DH_anon暗号スイートは通信者の認証を提供しないため、介在者攻撃に対して無防備になる可能性があります。機密データを保護する場合は、これらの暗号スイートを使用しないことをお薦めします。

SSL_CIPHER_SUITES=(TLS_ECDHE_ECDSA_WITH_AES_256_GCM_SHA384)
SSL_CIPHER_SUITES=(TLS_ECDHE_ECDSA_WITH_AES_256_GCM_SHA384, TLS_ECDHE_ECDSA_WITH_AES_128_GCM_SHA256)

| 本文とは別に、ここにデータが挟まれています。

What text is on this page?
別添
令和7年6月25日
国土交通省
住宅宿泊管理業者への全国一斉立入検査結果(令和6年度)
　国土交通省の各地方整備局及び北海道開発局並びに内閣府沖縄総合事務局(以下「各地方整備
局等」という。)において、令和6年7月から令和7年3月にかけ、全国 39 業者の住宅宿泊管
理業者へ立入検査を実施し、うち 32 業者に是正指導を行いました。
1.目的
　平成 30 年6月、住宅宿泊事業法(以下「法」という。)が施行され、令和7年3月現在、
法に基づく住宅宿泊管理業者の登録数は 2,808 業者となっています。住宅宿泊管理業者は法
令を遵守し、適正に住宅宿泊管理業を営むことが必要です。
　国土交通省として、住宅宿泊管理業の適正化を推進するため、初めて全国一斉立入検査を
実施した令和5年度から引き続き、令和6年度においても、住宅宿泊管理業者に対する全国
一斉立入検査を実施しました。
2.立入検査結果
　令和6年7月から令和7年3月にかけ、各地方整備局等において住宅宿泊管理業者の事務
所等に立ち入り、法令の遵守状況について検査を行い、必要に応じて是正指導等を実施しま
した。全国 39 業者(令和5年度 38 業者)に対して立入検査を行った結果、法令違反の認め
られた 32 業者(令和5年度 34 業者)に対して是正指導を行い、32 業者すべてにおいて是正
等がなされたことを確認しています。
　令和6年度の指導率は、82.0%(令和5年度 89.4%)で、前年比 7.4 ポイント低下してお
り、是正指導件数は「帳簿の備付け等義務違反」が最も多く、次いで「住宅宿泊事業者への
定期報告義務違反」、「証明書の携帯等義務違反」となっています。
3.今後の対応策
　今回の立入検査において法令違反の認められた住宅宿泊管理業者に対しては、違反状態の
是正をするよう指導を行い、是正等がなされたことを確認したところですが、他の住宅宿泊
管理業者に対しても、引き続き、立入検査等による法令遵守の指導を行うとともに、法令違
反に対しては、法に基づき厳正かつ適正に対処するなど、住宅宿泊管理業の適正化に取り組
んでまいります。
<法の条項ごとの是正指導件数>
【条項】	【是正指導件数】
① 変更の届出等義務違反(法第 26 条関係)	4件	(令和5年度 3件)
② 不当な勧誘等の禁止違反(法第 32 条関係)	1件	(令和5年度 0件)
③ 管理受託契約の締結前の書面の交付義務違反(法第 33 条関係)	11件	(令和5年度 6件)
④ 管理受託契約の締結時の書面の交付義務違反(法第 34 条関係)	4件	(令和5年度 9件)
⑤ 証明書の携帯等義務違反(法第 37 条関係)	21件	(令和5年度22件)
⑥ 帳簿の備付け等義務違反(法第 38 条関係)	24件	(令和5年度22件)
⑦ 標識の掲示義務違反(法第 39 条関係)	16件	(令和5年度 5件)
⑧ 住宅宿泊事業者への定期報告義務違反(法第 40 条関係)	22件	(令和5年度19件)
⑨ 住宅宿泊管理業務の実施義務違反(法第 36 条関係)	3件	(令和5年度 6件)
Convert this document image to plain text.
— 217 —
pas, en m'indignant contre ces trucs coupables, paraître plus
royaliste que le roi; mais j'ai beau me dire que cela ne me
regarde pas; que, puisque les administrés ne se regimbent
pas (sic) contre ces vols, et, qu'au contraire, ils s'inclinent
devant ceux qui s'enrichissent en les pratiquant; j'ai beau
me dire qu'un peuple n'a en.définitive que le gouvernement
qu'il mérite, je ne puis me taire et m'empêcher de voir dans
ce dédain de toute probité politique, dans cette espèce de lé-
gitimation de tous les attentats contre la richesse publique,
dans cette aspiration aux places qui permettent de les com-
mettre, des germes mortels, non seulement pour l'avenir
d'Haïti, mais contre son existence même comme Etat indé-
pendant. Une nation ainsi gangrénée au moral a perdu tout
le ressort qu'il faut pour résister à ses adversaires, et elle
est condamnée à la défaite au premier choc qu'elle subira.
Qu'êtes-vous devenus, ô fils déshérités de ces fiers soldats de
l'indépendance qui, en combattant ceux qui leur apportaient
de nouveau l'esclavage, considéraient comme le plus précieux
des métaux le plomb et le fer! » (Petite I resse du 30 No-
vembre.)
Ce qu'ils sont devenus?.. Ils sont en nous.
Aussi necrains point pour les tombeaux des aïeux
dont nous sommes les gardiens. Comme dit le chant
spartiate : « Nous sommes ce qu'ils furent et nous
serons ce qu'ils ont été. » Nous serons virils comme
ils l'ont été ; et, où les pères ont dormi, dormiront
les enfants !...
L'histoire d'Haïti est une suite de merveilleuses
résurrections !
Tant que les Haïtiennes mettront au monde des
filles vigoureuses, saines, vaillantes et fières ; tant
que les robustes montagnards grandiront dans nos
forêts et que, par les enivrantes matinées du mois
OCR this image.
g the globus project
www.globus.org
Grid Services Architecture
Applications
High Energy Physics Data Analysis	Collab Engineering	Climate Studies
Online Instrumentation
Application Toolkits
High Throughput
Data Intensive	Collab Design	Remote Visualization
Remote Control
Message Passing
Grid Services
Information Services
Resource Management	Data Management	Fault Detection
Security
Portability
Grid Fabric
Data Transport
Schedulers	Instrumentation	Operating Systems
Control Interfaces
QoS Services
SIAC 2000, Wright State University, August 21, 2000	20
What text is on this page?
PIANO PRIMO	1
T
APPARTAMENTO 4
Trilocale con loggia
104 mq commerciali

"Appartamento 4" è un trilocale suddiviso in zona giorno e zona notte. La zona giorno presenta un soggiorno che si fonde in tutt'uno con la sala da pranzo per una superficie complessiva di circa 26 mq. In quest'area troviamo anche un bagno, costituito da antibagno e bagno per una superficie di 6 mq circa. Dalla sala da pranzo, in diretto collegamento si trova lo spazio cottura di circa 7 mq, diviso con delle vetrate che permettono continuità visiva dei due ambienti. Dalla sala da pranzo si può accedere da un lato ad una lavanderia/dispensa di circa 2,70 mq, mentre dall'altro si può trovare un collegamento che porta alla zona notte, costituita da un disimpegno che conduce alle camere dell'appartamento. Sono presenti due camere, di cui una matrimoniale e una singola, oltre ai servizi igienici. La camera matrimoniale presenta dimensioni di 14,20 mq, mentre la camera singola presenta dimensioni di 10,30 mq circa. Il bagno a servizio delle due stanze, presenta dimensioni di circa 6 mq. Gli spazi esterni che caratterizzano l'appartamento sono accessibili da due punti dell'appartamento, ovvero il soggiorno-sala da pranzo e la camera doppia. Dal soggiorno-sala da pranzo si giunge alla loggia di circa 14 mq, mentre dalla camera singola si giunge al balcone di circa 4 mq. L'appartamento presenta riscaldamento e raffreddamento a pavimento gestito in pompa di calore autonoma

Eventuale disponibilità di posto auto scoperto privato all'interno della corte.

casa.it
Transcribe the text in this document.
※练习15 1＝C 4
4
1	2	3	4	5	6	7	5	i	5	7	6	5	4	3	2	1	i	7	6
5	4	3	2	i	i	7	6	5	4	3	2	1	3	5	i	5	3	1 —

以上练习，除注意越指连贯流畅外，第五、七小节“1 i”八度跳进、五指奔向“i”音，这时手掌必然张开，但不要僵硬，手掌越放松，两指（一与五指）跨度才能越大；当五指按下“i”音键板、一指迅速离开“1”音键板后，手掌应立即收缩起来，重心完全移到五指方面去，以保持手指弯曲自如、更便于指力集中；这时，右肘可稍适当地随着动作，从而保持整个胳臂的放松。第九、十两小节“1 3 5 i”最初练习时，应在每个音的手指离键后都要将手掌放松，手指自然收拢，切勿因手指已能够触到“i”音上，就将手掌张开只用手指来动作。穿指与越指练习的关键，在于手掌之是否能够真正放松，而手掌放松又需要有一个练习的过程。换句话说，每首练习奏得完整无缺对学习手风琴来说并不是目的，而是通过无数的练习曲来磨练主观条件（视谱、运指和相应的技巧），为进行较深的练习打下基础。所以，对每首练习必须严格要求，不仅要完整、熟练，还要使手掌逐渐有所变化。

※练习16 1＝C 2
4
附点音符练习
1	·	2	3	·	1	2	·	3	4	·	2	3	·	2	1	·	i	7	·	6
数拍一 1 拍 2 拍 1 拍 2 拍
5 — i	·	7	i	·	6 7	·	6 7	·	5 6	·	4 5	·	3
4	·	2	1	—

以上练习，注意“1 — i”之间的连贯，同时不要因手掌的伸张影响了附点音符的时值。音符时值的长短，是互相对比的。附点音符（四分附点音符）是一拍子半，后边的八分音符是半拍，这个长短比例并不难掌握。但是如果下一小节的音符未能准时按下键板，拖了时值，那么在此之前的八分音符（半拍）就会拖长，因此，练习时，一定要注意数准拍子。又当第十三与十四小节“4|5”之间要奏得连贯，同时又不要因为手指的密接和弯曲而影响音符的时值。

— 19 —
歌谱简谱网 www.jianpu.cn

5.2.85 SSL_CLIENT_AUTHENTICATION

SSL_CLIENT_AUTHENTICATIONパラメータは、クライアントがTransport Layer Security (TLS)を使用して認証されるかどうかを指定するために使用します。

用途

クライアントがTransport Layer Security (TLS)を使用して認証されるかどうかを指定します。

使用上のノート

クライアントの認証は、データベース・サーバーが行います。したがって、この値はfalseに設定する必要がありますこのパラメータをtrueに設定すると、リスナーは、結果的に失敗となる可能性があるクライアントの認証を試みます。

デフォルト

true

true | false

SSL_CLIENT_AUTHENTICATION=false

5.2.86 SSL_EXTENDED_KEY_USAGE

用途

証明書のキーの用途を指定します。

使用上のノート

このパラメータを指定すると、一致する拡張キーを持つ証明書が使用されます。

client authentication

SSL_EXTENDED_KEY_USAGE="client authentication"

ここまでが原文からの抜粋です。